Não Há
Poeta Louco
Ouço gritos de várias direções
Ouço tiros no meio das multidões
Vejo pessoas a correr sem direção
Parecia até o apocalipse, afinal era apenas manifestação
Havia rostos pintados com lágrimas
Outros tinham os corpos cheios de hematomas
Há quem estava armado e usava botas
E estávamos todos juntos numa rua que nem estava asfaltada
O seu povo apenas clama por mudanças
Diziam aqueles que já estão cansados de promessas
Dirigindo-se aos homens que usavam fardas
Que ironicamente vivem os mesmos dilemas
Não há “um só povo” sem união
Nem haverá “uma só nação “ sem compaixão
E se “havemos de voltar”!? Só se for para o início onde até dividíamos o pão
Mas antes porém, devemos abrir a mente e purificar o coração.

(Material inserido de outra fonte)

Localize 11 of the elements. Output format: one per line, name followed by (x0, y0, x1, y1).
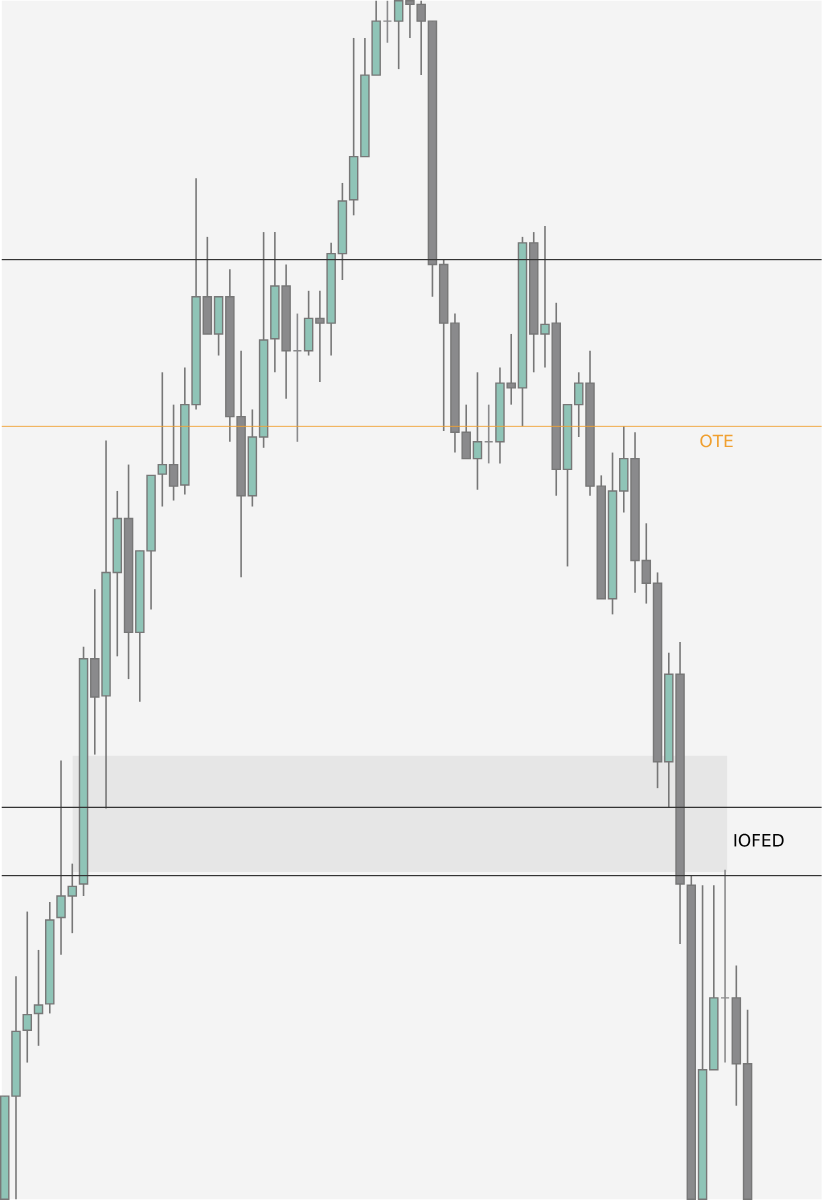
band-label: IOFED (734, 833, 784, 847)
candlestick (472, 371, 483, 491)
candlestick (22, 910, 32, 1064)
candlestick (393, 0, 404, 70)
candlestick (641, 522, 651, 605)
candlestick (168, 403, 179, 502)
ref-line-label: OTE (700, 434, 733, 448)
candlestick (67, 862, 77, 934)
candlestick (33, 949, 44, 1047)
candlestick (56, 759, 66, 956)
candlestick (157, 371, 167, 508)
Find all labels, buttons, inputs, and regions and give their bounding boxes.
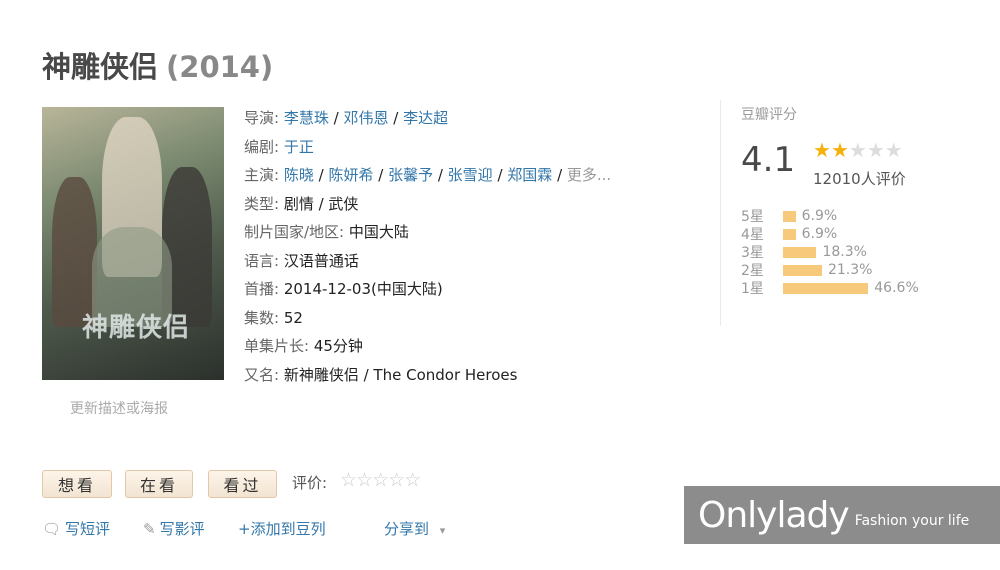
rating-distribution: 5星 6.9% 4星 6.9% 3星 18.3% 2星 21.3% 1星 46.6% [741, 207, 919, 297]
star-level-label: 2星 [741, 263, 764, 279]
genre-value: 剧情 / 武侠 [283, 194, 359, 213]
add-to-list-link[interactable]: +添加到豆列 [238, 520, 326, 538]
director-link[interactable]: 李慧珠 [283, 109, 329, 127]
comment-icon: 🗨︎ [42, 520, 62, 538]
poster-title-art: 神雕侠侣 [82, 313, 191, 343]
language-value: 汉语普通话 [283, 251, 359, 270]
watermark-brand: Onlylady [698, 494, 850, 536]
star-level-label: 4星 [741, 227, 764, 243]
rating-bar [783, 264, 822, 276]
rating-percent: 18.3% [822, 244, 867, 260]
star-level-label: 5星 [741, 209, 764, 225]
chevron-down-icon: ▾ [439, 524, 446, 537]
rating-row: 3星 18.3% [741, 243, 919, 261]
country-row: 制片国家/地区: 中国大陆 [244, 218, 611, 247]
premiere-value: 2014-12-03(中国大陆) [283, 280, 443, 298]
label: 主演: [244, 166, 280, 184]
writer-row: 编剧: 于正 [244, 133, 611, 162]
label: 导演: [244, 109, 280, 127]
review-label: 写影评 [159, 520, 205, 538]
rating-row: 5星 6.9% [741, 207, 919, 225]
rating-bar [783, 282, 869, 294]
write-short-review-link[interactable]: 🗨︎ 写短评 [42, 518, 110, 539]
rating-score: 4.1 [741, 140, 796, 180]
rating-row: 2星 21.3% [741, 261, 919, 279]
genre-row: 类型: 剧情 / 武侠 [244, 190, 611, 219]
short-review-label: 写短评 [65, 520, 111, 538]
title-year: (2014) [166, 50, 274, 84]
info-panel: 导演: 李慧珠 / 邓伟恩 / 李达超 编剧: 于正 主演: 陈晓 / 陈妍希 … [244, 104, 611, 389]
star-empty-icon: ★ [866, 138, 885, 162]
rating-stars: ★★★★★ [813, 138, 903, 162]
episodes-value: 52 [283, 308, 303, 327]
watermark-tagline: Fashion your life [854, 513, 970, 529]
rating-percent: 6.9% [801, 226, 838, 242]
episodes-row: 集数: 52 [244, 304, 611, 333]
want-to-watch-button[interactable]: 想看 [42, 470, 112, 498]
rating-row: 1星 46.6% [741, 279, 919, 297]
page-title: 神雕侠侣 (2014) [42, 44, 273, 86]
rating-percent: 21.3% [827, 262, 873, 278]
label: 首播: [244, 280, 280, 298]
director-link[interactable]: 邓伟恩 [343, 109, 389, 127]
rate-label: 评价: [292, 474, 328, 492]
watermark-logo: Onlylady Fashion your life [684, 486, 1000, 544]
more-cast-link[interactable]: 更多... [566, 166, 612, 184]
watching-button[interactable]: 在看 [125, 470, 193, 498]
star-filled-icon: ★ [813, 138, 831, 162]
rating-title: 豆瓣评分 [741, 107, 797, 123]
cast-link[interactable]: 张馨予 [388, 166, 434, 184]
cast-row: 主演: 陈晓 / 陈妍希 / 张馨予 / 张雪迎 / 郑国霖 / 更多... [244, 166, 612, 184]
star-empty-icon: ★ [848, 138, 867, 162]
rating-row: 4星 6.9% [741, 225, 919, 243]
rating-panel: 豆瓣评分 4.1 ★★★★★ 12010人评价 5星 6.9% 4星 6.9% 3星 18… [720, 100, 940, 326]
label: 单集片长: [244, 337, 310, 355]
rating-bar [783, 210, 796, 222]
write-review-link[interactable]: ✎ 写影评 [143, 518, 205, 539]
rate-stars-input[interactable]: ☆☆☆☆☆ [340, 469, 421, 491]
label: 类型: [244, 194, 280, 213]
cast-link[interactable]: 张雪迎 [447, 166, 493, 184]
country-value: 中国大陆 [348, 223, 409, 241]
poster-image[interactable]: 神雕侠侣 [42, 107, 224, 380]
star-level-label: 1星 [741, 281, 764, 297]
rating-percent: 6.9% [801, 208, 838, 224]
language-row: 语言: 汉语普通话 [244, 247, 611, 276]
cast-link[interactable]: 陈妍希 [328, 166, 374, 184]
pencil-icon: ✎ [143, 520, 156, 538]
aka-row: 又名: 新神雕侠侣 / The Condor Heroes [244, 361, 611, 390]
runtime-value: 45分钟 [313, 337, 363, 355]
watched-button[interactable]: 看过 [208, 470, 277, 498]
premiere-row: 首播: 2014-12-03(中国大陆) [244, 275, 611, 304]
rating-percent: 46.6% [874, 280, 919, 296]
writer-link[interactable]: 于正 [283, 137, 314, 156]
director-link[interactable]: 李达超 [403, 109, 449, 127]
star-filled-icon: ★ [830, 138, 849, 162]
votes-link[interactable]: 12010人评价 [813, 170, 906, 188]
update-poster-link[interactable]: 更新描述或海报 [70, 401, 168, 417]
label: 又名: [244, 365, 280, 384]
label: 集数: [244, 308, 280, 327]
star-empty-icon: ★ [884, 138, 903, 162]
cast-link[interactable]: 郑国霖 [507, 166, 553, 184]
share-dropdown[interactable]: 分享到 ▾ [384, 518, 449, 539]
label: 语言: [244, 251, 280, 270]
label: 编剧: [244, 137, 280, 156]
aka-value: 新神雕侠侣 / The Condor Heroes [283, 365, 518, 384]
rating-bar [783, 228, 796, 240]
title-name: 神雕侠侣 [42, 50, 159, 84]
cast-link[interactable]: 陈晓 [283, 166, 314, 184]
star-level-label: 3星 [741, 245, 764, 261]
runtime-row: 单集片长: 45分钟 [244, 332, 611, 361]
rating-bar [783, 246, 817, 258]
share-label: 分享到 [384, 520, 430, 538]
director-row: 导演: 李慧珠 / 邓伟恩 / 李达超 [244, 109, 449, 127]
label: 制片国家/地区: [244, 223, 345, 241]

Ouço tiros no meio das multidões
Vejo pessoas a correr sem direção
Parecia até o apocalipse, afinal era apenas manifestação
Havia rostos pintados com lágrimas
Outros tinham os corpos cheios de hematomas
Há quem estava armado e usava botas
E estávamos todos juntos numa rua que nem estava asfaltada
O seu povo apenas clama por mudanças
Diziam aqueles que já estão cansados de promessas
Dirigindo-se aos homens que usavam fardas
Que ironicamente vivem os mesmos dilemas
Não há “um só povo” sem união
Nem haverá “uma só nação “ sem compaixão
E se “havemos de voltar”!? Só se for para o início onde até dividíamos o pão
Mas antes porém, devemos abrir a mente e purificar o coração.